AGGRESSIONI NEL CARCERE DI SALERNO: INSORGE LA FIALS SALERNO –

Troppe aggressioni agli operatori sanitari del carcere di Salerno. Il sindacato Fials di Salerno, la Federazione Italiana Autonomie Locali e Sanità chiede azioni concrete per garantire la sicurezza dei lavoratori e l’intervento delle istituzioni.

Una situazione insostenibile all’interno della struttura della casa circondariale di Fuorni dove alcuni operatori sanitari sono stati recentemente vittime di episodi di violenza.

“È con sgomento che dobbiamo denunciare ben tre episodi di aggressioni fisiche, nel giro di 15 giorni un fenomeno che sta mettendo a rischio la sicurezza e il benessere del nostro personale impegnato nella fornitura di assistenza sanitaria”, hanno denunciato il segretario generale della Fials provinciale, Carlo Lopopolo e il dirigente sindacale Giovanni Pepe.

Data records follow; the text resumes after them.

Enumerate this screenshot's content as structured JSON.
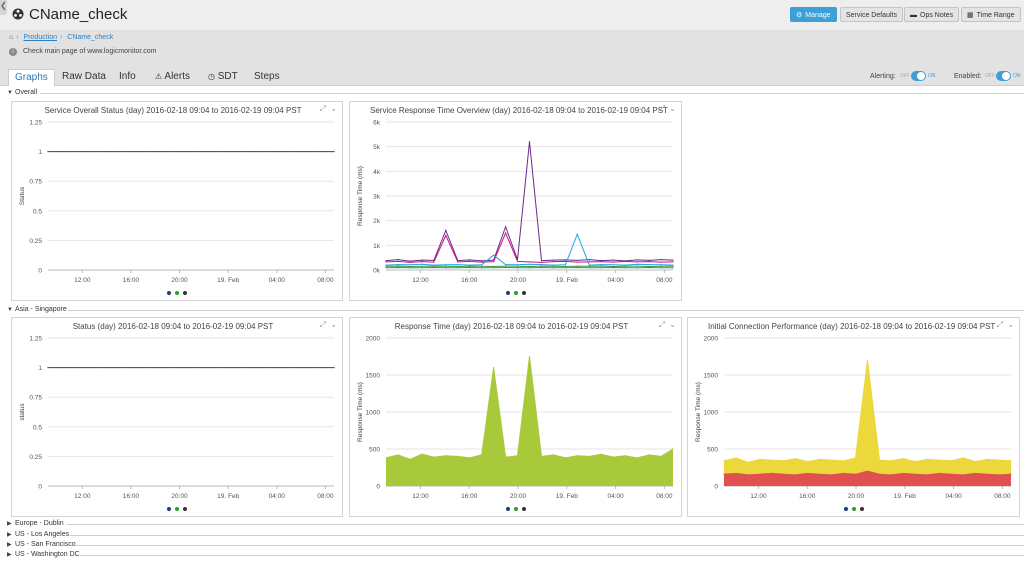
{
  "header": {
    "back_glyph": "❮",
    "title": "CName_check",
    "buttons": {
      "manage": "Manage",
      "defaults": "Service Defaults",
      "ops": "Ops Notes",
      "time": "Time Range"
    }
  },
  "breadcrumb": {
    "parent": "Production",
    "current": "CName_check"
  },
  "description": "Check main page of www.logicmonitor.com",
  "tabs": [
    {
      "label": "Graphs",
      "icon": ""
    },
    {
      "label": "Raw Data",
      "icon": ""
    },
    {
      "label": "Info",
      "icon": ""
    },
    {
      "label": "Alerts",
      "icon": "warning-icon"
    },
    {
      "label": "SDT",
      "icon": "clock-icon"
    },
    {
      "label": "Steps",
      "icon": ""
    }
  ],
  "toggles": {
    "alerting_label": "Alerting:",
    "enabled_label": "Enabled:",
    "off_text": "OFF",
    "on_text": "ON",
    "alerting_on": true,
    "enabled_on": true
  },
  "groups": {
    "overall": "Overall",
    "asia": "Asia - Singapore",
    "collapsed": [
      "Europe - Dublin",
      "US - Los Angeles",
      "US - San Francisco",
      "US - Washington DC"
    ]
  },
  "chart_data": [
    {
      "type": "line",
      "title": "Service Overall Status (day) 2016-02-18 09:04 to 2016-02-19 09:04 PST",
      "ylabel": "Status",
      "ylim": [
        0,
        1.25
      ],
      "yticks": [
        "0",
        "0.25",
        "0.5",
        "0.75",
        "1",
        "1.25"
      ],
      "xticks": [
        "12:00",
        "16:00",
        "20:00",
        "19. Feb",
        "04:00",
        "08:00"
      ],
      "series_colors": [
        "#1f3d7a",
        "#2ca02c",
        "#333333"
      ],
      "series": [
        {
          "values": [
            1,
            1,
            1,
            1,
            1,
            1,
            1,
            1,
            1,
            1,
            1,
            1,
            1,
            1,
            1,
            1,
            1,
            1,
            1,
            1,
            1,
            1,
            1,
            1,
            1
          ]
        }
      ]
    },
    {
      "type": "line",
      "title": "Service Response Time Overview (day) 2016-02-18 09:04 to 2016-02-19 09:04 PST",
      "ylabel": "Response Time (ms)",
      "ylim": [
        0,
        6000
      ],
      "yticks": [
        "0k",
        "1k",
        "2k",
        "3k",
        "4k",
        "5k",
        "6k"
      ],
      "xticks": [
        "12:00",
        "16:00",
        "20:00",
        "19. Feb",
        "04:00",
        "08:00"
      ],
      "series_colors": [
        "#1f3d7a",
        "#2ca02c",
        "#333333"
      ],
      "series": [
        {
          "color": "#6a2a8a",
          "values": [
            380,
            420,
            360,
            400,
            390,
            1600,
            380,
            410,
            370,
            400,
            1750,
            420,
            5200,
            380,
            400,
            410,
            390,
            420,
            380,
            400,
            370,
            410,
            390,
            420,
            400
          ]
        },
        {
          "color": "#d0108a",
          "values": [
            330,
            350,
            310,
            340,
            320,
            1400,
            330,
            350,
            320,
            340,
            1500,
            350,
            330,
            310,
            340,
            350,
            320,
            330,
            340,
            320,
            350,
            330,
            340,
            320,
            330
          ]
        },
        {
          "color": "#1fa2e8",
          "values": [
            200,
            220,
            210,
            230,
            200,
            210,
            220,
            200,
            210,
            600,
            220,
            210,
            230,
            220,
            200,
            210,
            1450,
            200,
            220,
            210,
            200,
            230,
            220,
            210,
            200
          ]
        },
        {
          "color": "#3a9a3a",
          "values": [
            150,
            160,
            140,
            150,
            160,
            150,
            140,
            160,
            150,
            140,
            160,
            150,
            140,
            160,
            150,
            140,
            160,
            150,
            160,
            140,
            150,
            160,
            140,
            150,
            160
          ]
        },
        {
          "color": "#2a8a8a",
          "values": [
            90,
            100,
            95,
            90,
            100,
            95,
            90,
            100,
            95,
            90,
            100,
            95,
            90,
            100,
            95,
            90,
            100,
            95,
            90,
            100,
            95,
            90,
            100,
            95,
            90
          ]
        }
      ]
    },
    {
      "type": "line",
      "title": "Status (day) 2016-02-18 09:04 to 2016-02-19 09:04 PST",
      "ylabel": "status",
      "ylim": [
        0,
        1.25
      ],
      "yticks": [
        "0",
        "0.25",
        "0.5",
        "0.75",
        "1",
        "1.25"
      ],
      "xticks": [
        "12:00",
        "16:00",
        "20:00",
        "19. Feb",
        "04:00",
        "08:00"
      ],
      "series_colors": [
        "#1f3d7a",
        "#2ca02c",
        "#333333"
      ],
      "series": [
        {
          "color": "#6a2a8a",
          "values": [
            1,
            1,
            1,
            1,
            1,
            1,
            1,
            1,
            1,
            1,
            1,
            1,
            1,
            1,
            1,
            1,
            1,
            1,
            1,
            1,
            1,
            1,
            1,
            1,
            1
          ]
        }
      ]
    },
    {
      "type": "area",
      "title": "Response Time (day) 2016-02-18 09:04 to 2016-02-19 09:04 PST",
      "ylabel": "Response Time (ms)",
      "ylim": [
        0,
        2000
      ],
      "yticks": [
        "0",
        "500",
        "1000",
        "1500",
        "2000"
      ],
      "xticks": [
        "12:00",
        "16:00",
        "20:00",
        "19. Feb",
        "04:00",
        "08:00"
      ],
      "series_colors": [
        "#1f3d7a",
        "#2ca02c",
        "#333333"
      ],
      "series": [
        {
          "color": "#a8c93a",
          "values": [
            380,
            420,
            360,
            430,
            390,
            410,
            400,
            380,
            420,
            1600,
            390,
            410,
            1750,
            400,
            420,
            380,
            410,
            400,
            430,
            390,
            410,
            380,
            420,
            400,
            500
          ]
        }
      ]
    },
    {
      "type": "area",
      "title": "Initial Connection Performance (day) 2016-02-18 09:04 to 2016-02-19 09:04 PST",
      "ylabel": "Response Time (ms)",
      "ylim": [
        0,
        2000
      ],
      "yticks": [
        "0",
        "500",
        "1000",
        "1500",
        "2000"
      ],
      "xticks": [
        "12:00",
        "16:00",
        "20:00",
        "19. Feb",
        "04:00",
        "08:00"
      ],
      "series_colors": [
        "#1f3d7a",
        "#2ca02c",
        "#333333"
      ],
      "series": [
        {
          "color": "#ecd83a",
          "values": [
            340,
            380,
            320,
            360,
            350,
            340,
            370,
            330,
            360,
            350,
            340,
            380,
            1700,
            350,
            340,
            370,
            330,
            360,
            350,
            340,
            380,
            330,
            360,
            350,
            340
          ]
        },
        {
          "color": "#e05050",
          "values": [
            160,
            170,
            150,
            160,
            170,
            160,
            150,
            170,
            160,
            150,
            170,
            160,
            200,
            160,
            150,
            170,
            160,
            150,
            170,
            160,
            150,
            170,
            160,
            150,
            160
          ]
        }
      ]
    }
  ]
}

Nonostante il massimo impegno profuso per garantire un servizio di qualità e l’assistenza necessaria alla comunità, il personale sanitario si trova ora in una situazione in cui non riesce più a lavorare in sicurezza. “La carenza di personale infermieristico ha creato una situazione di sovraccarico di lavoro e stress, che si riflette anche sulla qualità dell’assistenza. La situazione si è ulteriormente aggravata con l’aumento delle aggressioni, che prima erano prevalentemente verbali ma che ora si sono tradotte anche in violenze fisiche. È inammissibile che gli operatori sanitari, che si dedicano con dedizione al benessere degli altri, siano costretti a subire minacce, violenze e intimidazioni sul posto di lavoro”.

La Fials Salerno chiede all’Asl un intervento immediato e deciso da parte della Direzione strategica dell’Azienda sanitaria locale di Salerno per garantire la sicurezza del personale. “È necessario adottare misure concrete per prevenire le aggressioni, come l’installazione di mini webcam che possano svolgere un ruolo dissuasivo nei confronti di potenziali aggressori verbali e fisici”, hanno detto Lopopolo e Pepe.

“Il personale sanitario merita il massimo rispetto e protezione nel suo ambiente di lavoro, in modo da poter svolgere le proprie mansioni in tranquillità e sicurezza. Il benessere dei professionisti sanitari è essenziale per garantire la continuità e la qualità delle cure fornite ai pazienti. La Fials Salerno, al fine di garantire i livelli essenziali di assistenza all’interno degli istituti penitenziari così come previsto dalla Regione Campania in termini di fabbisogno, chiediamo all’Asl di provvedere ad un massimo reclutamento con l’attuazione della mobilità”.